Kim went further to touch on the issue of personnel appointments, a key issue at the center of the Moon-Yoon row, noting that the people who will be appointed to fill the public offices pending nominations will work with the next president, not with the current one.

"It is common sense that the president-elect's wishes should be respected," she said. "Once the presidential election is over, the practice and natural course until now have been to freeze appointments as much as possible and to cooperate to allow the new government to work with new people to begin new state affairs."

Yoon will not make new appointments once his successor is elected, she said.

A planned meeting between Moon and Yoon last week was called off at the last minute after the sides reportedly clashed over who would make the nominations and whether to pardon imprisoned former President Lee Myung-bak.

Moon's opposition to Yoon's plan to relocate the presidential office to the defense ministry compound has further complicated prospects for the meeting, which would be their first since Yoon's election on March 9.

Amid the tensions, Moon's office on Wednesday announced the nomination of Rhee Chang-yong, director of the Asia and Pacific department at the International Monetary Fund, as the next chief of the Bank of Korea, saying the selection was discussed with Yoon's side.

But Yoon's office refuted the claim, saying there were no prior consultations or recommendations.

A senior official at Cheong Wa Dae told reporters such a tit-for-tat over personnel appointments is not desirable.

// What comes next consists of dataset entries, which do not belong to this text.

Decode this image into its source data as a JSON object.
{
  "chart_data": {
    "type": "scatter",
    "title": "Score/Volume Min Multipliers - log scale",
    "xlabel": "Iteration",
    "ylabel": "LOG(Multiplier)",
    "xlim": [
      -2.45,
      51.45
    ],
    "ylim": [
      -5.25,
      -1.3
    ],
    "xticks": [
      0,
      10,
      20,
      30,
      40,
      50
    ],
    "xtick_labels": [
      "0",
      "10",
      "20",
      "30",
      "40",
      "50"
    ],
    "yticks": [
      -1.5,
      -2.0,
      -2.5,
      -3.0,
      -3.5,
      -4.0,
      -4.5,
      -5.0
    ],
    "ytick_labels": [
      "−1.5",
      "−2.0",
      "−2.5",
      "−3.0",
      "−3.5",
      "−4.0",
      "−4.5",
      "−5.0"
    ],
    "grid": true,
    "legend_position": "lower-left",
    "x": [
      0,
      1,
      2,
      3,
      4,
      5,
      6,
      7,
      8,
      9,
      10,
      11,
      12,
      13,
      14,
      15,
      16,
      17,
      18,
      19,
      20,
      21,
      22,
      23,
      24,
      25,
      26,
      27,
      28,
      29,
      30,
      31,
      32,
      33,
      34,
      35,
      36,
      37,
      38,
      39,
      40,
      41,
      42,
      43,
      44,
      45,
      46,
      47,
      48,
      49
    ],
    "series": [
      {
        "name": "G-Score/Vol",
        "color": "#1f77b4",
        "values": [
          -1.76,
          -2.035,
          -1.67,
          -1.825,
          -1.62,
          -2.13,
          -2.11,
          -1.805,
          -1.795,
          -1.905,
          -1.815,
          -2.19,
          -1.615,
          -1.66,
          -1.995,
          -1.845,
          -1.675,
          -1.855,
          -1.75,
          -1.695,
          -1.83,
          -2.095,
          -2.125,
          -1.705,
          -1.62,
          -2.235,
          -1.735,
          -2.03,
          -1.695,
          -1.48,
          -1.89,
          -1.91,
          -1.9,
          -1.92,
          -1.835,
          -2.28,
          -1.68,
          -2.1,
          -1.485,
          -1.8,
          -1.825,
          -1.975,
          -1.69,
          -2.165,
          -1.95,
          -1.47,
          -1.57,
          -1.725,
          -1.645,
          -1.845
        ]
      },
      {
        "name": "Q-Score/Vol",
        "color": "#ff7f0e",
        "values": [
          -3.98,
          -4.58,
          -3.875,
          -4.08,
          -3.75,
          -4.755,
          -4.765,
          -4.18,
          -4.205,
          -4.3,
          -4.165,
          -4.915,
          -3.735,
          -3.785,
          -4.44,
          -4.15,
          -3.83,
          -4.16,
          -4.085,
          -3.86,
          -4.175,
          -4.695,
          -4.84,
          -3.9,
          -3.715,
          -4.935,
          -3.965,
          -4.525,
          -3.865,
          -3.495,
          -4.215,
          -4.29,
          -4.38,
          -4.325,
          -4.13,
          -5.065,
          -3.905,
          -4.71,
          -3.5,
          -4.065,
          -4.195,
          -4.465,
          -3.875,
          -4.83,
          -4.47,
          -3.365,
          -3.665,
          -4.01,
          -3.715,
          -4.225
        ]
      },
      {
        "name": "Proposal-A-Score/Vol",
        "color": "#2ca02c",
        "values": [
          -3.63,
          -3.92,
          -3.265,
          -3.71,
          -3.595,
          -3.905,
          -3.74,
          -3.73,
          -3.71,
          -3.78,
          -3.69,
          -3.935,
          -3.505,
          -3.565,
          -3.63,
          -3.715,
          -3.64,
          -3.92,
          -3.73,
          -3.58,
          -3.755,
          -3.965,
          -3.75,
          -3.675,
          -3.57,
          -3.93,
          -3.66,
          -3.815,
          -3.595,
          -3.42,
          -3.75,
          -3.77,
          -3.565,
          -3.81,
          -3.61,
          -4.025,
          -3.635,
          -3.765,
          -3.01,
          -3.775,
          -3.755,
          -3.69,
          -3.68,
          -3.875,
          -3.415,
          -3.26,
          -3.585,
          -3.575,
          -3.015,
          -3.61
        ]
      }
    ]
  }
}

The official also made it clear Moon will exercise his right to make personnel appointments until his term ends on May 9.

Yoon was asked by reporters Thursday how he thinks the impasse should be resolved.

"In principle, I don't think it's very advisable to appoint someone at the end who will have to work with next administration," he said outside his office, shortly before Moon made his remarks, adding that he will not comment specifically on the BOK chief nominee.